Lola is about 4 weeks post-shave and she is starting to look like a hav again. Adorable, of course. She are getting her face and head trimmed a bit this week - there are actually some mats left under her chin, above the neck. It is ridiculous to manage.


----------



## RikiDaisyDixie (Apr 15, 2008)

*Riki's hair is very similar...*

Until I line brush it out, and then it is straighter but still very puffy. Everyone thinks he is fat! He isn't! If you can brush and blow at the same time, you can get it much straighter.
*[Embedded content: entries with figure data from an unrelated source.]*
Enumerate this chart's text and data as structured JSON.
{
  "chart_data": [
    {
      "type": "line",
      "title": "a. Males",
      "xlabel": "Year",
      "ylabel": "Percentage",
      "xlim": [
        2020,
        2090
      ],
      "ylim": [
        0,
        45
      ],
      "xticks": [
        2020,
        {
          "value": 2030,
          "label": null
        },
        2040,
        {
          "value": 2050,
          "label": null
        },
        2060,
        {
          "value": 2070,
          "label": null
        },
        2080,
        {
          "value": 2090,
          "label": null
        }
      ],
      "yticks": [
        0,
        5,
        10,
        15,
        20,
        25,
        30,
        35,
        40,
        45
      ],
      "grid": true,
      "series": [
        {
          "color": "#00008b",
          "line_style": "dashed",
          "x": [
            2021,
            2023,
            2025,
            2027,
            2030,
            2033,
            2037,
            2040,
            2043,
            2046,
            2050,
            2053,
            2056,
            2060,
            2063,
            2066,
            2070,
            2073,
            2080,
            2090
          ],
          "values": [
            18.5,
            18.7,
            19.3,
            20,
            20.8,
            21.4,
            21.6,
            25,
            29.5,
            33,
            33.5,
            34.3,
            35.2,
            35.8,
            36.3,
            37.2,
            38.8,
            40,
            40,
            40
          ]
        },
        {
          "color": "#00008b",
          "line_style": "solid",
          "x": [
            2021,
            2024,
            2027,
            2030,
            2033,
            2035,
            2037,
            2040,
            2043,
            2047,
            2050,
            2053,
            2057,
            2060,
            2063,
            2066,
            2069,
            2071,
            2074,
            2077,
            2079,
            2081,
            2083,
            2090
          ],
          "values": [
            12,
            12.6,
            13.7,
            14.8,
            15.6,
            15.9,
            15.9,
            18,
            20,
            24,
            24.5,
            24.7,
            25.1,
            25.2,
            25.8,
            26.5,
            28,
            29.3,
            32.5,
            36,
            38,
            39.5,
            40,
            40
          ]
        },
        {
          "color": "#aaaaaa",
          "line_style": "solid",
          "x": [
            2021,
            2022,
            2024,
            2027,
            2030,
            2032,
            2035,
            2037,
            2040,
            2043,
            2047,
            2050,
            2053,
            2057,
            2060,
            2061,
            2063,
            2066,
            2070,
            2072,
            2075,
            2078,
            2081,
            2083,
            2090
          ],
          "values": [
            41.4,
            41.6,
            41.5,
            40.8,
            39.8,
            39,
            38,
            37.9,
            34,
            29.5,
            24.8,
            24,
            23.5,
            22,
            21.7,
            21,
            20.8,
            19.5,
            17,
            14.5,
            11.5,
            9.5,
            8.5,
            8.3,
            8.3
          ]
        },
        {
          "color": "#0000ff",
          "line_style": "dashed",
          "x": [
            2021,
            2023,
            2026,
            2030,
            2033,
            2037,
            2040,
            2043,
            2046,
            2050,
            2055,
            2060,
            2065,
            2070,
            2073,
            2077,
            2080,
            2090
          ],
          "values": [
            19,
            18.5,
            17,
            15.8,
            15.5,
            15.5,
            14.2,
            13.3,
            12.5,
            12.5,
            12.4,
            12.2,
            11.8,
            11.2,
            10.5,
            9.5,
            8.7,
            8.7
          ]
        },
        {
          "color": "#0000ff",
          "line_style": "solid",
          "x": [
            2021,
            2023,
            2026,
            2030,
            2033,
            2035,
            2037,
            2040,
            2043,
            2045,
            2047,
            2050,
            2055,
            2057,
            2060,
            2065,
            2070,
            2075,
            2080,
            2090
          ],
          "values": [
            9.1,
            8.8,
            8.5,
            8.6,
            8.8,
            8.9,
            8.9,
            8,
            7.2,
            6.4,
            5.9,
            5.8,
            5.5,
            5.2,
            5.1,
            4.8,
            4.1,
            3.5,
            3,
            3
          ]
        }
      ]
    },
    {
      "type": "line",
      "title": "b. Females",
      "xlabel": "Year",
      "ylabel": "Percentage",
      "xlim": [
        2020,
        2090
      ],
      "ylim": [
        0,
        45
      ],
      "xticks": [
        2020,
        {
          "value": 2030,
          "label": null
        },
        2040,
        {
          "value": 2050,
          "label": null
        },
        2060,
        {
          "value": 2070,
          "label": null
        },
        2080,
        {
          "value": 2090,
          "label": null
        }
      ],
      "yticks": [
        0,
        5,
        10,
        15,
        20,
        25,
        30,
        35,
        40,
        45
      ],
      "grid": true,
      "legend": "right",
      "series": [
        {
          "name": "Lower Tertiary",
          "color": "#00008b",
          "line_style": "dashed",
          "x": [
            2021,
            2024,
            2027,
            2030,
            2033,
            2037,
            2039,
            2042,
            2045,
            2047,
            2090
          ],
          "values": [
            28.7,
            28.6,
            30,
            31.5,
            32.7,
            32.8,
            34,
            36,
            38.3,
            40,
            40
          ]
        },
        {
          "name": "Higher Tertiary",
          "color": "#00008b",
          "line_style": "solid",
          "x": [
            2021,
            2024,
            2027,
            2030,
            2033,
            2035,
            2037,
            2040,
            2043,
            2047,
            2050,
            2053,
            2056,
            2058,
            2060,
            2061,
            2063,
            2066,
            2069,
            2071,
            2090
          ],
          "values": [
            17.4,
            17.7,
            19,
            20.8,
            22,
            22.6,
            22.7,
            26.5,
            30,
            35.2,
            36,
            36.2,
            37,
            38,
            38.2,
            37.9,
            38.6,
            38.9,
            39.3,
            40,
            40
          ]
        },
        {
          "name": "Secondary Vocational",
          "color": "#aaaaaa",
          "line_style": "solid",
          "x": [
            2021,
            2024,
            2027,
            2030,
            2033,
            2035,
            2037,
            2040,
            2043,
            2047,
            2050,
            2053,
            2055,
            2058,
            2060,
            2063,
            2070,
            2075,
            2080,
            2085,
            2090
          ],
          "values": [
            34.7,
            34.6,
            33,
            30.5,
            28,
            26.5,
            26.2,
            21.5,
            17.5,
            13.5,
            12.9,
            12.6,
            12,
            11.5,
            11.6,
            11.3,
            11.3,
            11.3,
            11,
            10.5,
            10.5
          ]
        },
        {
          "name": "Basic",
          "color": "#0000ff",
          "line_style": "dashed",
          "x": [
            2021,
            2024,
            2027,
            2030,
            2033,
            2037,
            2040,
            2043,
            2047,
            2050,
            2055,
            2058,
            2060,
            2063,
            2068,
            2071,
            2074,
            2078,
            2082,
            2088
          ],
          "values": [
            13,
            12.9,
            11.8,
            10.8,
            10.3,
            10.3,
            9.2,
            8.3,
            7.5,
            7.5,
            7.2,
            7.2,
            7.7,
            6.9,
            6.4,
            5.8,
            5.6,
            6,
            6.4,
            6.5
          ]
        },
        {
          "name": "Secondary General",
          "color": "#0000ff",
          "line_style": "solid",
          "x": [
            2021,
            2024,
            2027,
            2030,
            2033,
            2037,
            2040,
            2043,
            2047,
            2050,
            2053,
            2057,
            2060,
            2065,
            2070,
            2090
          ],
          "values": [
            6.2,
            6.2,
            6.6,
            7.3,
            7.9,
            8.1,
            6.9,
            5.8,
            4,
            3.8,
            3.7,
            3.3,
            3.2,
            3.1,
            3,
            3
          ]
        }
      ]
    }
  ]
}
I even used my smoothing wand on Riki and he looked perfect but it is too drying, I just did it once to see what would happen.

My friend was successful at cording her dog, but she was more like a bichon than curly wavy as Gryff and Riki are. Ask Katie, she tried it with one of her dogs and it didn't work too well. My friend Sharon has Muffin's cords put up in two rear pigtails at her back so she can potty without soiling the cords. They only come down for a show! She picks up almost everything in the grass...worse than a full regular coat.

I'd think a bit about cording...it is not easy. And the cords are heavy!


----------



## rdanielle (Sep 2, 2008)

Isn't it very time consuming also? We have a friend who was trying to grow out the coat of her show Hav and wasn't that successful. Then someone suggested that she try cording..which she did not exactly what went wrong but she shaved him back down and is back to square one..


----------



## ivyagogo (Sep 11, 2007)

I would never actually do it, I was just curious. Gryff is getting a trim* on Tuesday at the groomers.

*At this point, she may have to shave down his butt because it's so matted. Tara is really good though, so hopefully she can keep most of his length. I am going to trim around his face though or my DH will be mad at me for payin for grooming without actually getting a hair cut!


----------